I'm not entirely sure what happened to Hercule. Apparently, he had a broken wing and some pretty bad lacerations too. He was found during a spell of bad weather and they believe he hit some wires. Just fortunate that he was found by a fancier who took a lot of trouble over helping him.



Way we look at it, once the birds have had a good period of isolation - six weeks minimum, but we now do a lot longer - they will no longer shed the virus, so in that sense it has run its course. However, since the virus can cause inflammation and lesions in the brain, some may be left with permanent neurological symptoms.

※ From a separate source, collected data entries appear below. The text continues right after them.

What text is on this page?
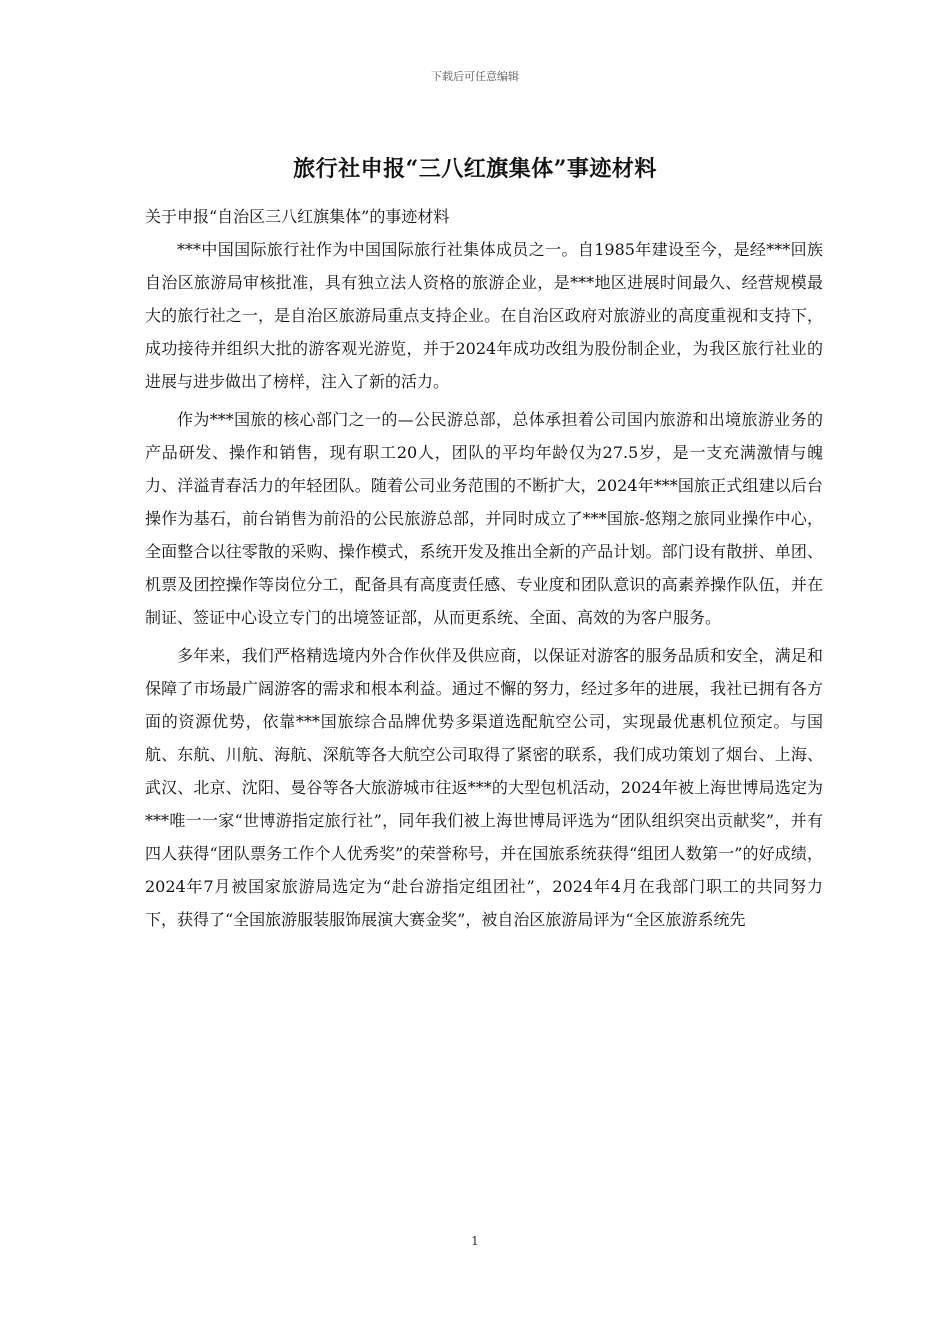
下载后可任意编辑
旅行社申报“三八红旗集体”事迹材料

关于申报“自治区三八红旗集体”的事迹材料

***中国国际旅行社作为中国国际旅行社集体成员之一。自1985年建设至今，是经***回族自治区旅游局审核批准，具有独立法人资格的旅游企业，是***地区进展时间最久、经营规模最大的旅行社之一，是自治区旅游局重点支持企业。在自治区政府对旅游业的高度重视和支持下，成功接待并组织大批的游客观光游览，并于2024年成功改组为股份制企业，为我区旅行社业的进展与进步做出了榜样，注入了新的活力。

作为***国旅的核心部门之一的—公民游总部，总体承担着公司国内旅游和出境旅游业务的产品研发、操作和销售，现有职工20人，团队的平均年龄仅为27.5岁，是一支充满激情与魄力、洋溢青春活力的年轻团队。随着公司业务范围的不断扩大，2024年***国旅正式组建以后台操作为基石，前台销售为前沿的公民旅游总部，并同时成立了***国旅-悠翔之旅同业操作中心，全面整合以往零散的采购、操作模式，系统开发及推出全新的产品计划。部门设有散拼、单团、机票及团控操作等岗位分工，配备具有高度责任感、专业度和团队意识的高素养操作队伍，并在制证、签证中心设立专门的出境签证部，从而更系统、全面、高效的为客户服务。

多年来，我们严格精选境内外合作伙伴及供应商，以保证对游客的服务品质和安全，满足和保障了市场最广阔游客的需求和根本利益。通过不懈的努力，经过多年的进展，我社已拥有各方面的资源优势，依靠***国旅综合品牌优势多渠道选配航空公司，实现最优惠机位预定。与国航、东航、川航、海航、深航等各大航空公司取得了紧密的联系，我们成功策划了烟台、上海、武汉、北京、沈阳、曼谷等各大旅游城市往返***的大型包机活动，2024年被上海世博局选定为***唯一一家“世博游指定旅行社”，同年我们被上海世博局评选为“团队组织突出贡献奖”，并有四人获得“团队票务工作个人优秀奖”的荣誉称号，并在国旅系统获得“组团人数第一”的好成绩，2024年7月被国家旅游局选定为“赴台游指定组团社”，2024年4月在我部门职工的共同努力下，获得了“全国旅游服装服饰展演大赛金奖”，被自治区旅游局评为“全区旅游系统先

1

It can also cause irreversible kidney damage which will shorten the life expectancy.

Those I mentioned may never fully regain 'normal' functioning, although one is now able to fly up to a mid-height nest box after quite a long time. Others seem to make a good recovery but have a recurrence of the nervous symptoms (not of the actual virus), and there is nothing documented about this apparent limited period of remission that we have found to explain it. Still others have shown no further signs at all over a period of several years.

For us, treatment ends once they have finished isolation and can be seen to eat and drink unaided, maintain a healthy weight and are mobile (even if flightless). Treatment, really, is just supportive care, in the absence of any proven and available anti-viral drug. One of our members had good results with the steroid Prednisone, which may have relieved the inflammation, but we have not had success with that, so it is something of an unknown (to me).

I have one PMV bird isolated in my apartment currently. If I can establish the dosage, I may well try Brewers Yeast - although I am wondering if a general multivitamin for Pigeons which contained B1 and B2 might serve the purpose? For people, the BY is up to three tablets three times a day (I have a very old bottle, too, with each tablet containing 0.16 mg B1 and 0.18 mg B2), but I don't want to guess at what is OK for a bird.

John
As I said, I threw mine out as they were so old. I cannot say which B complexes are in brewers yeast tablets but a fresh bottle from the health food store would answer that for us. I know that mine were 750mg and was written as 7.5 grams. Old school I guess. I am certain that I gave whole tabs but you could try half of that with no risk.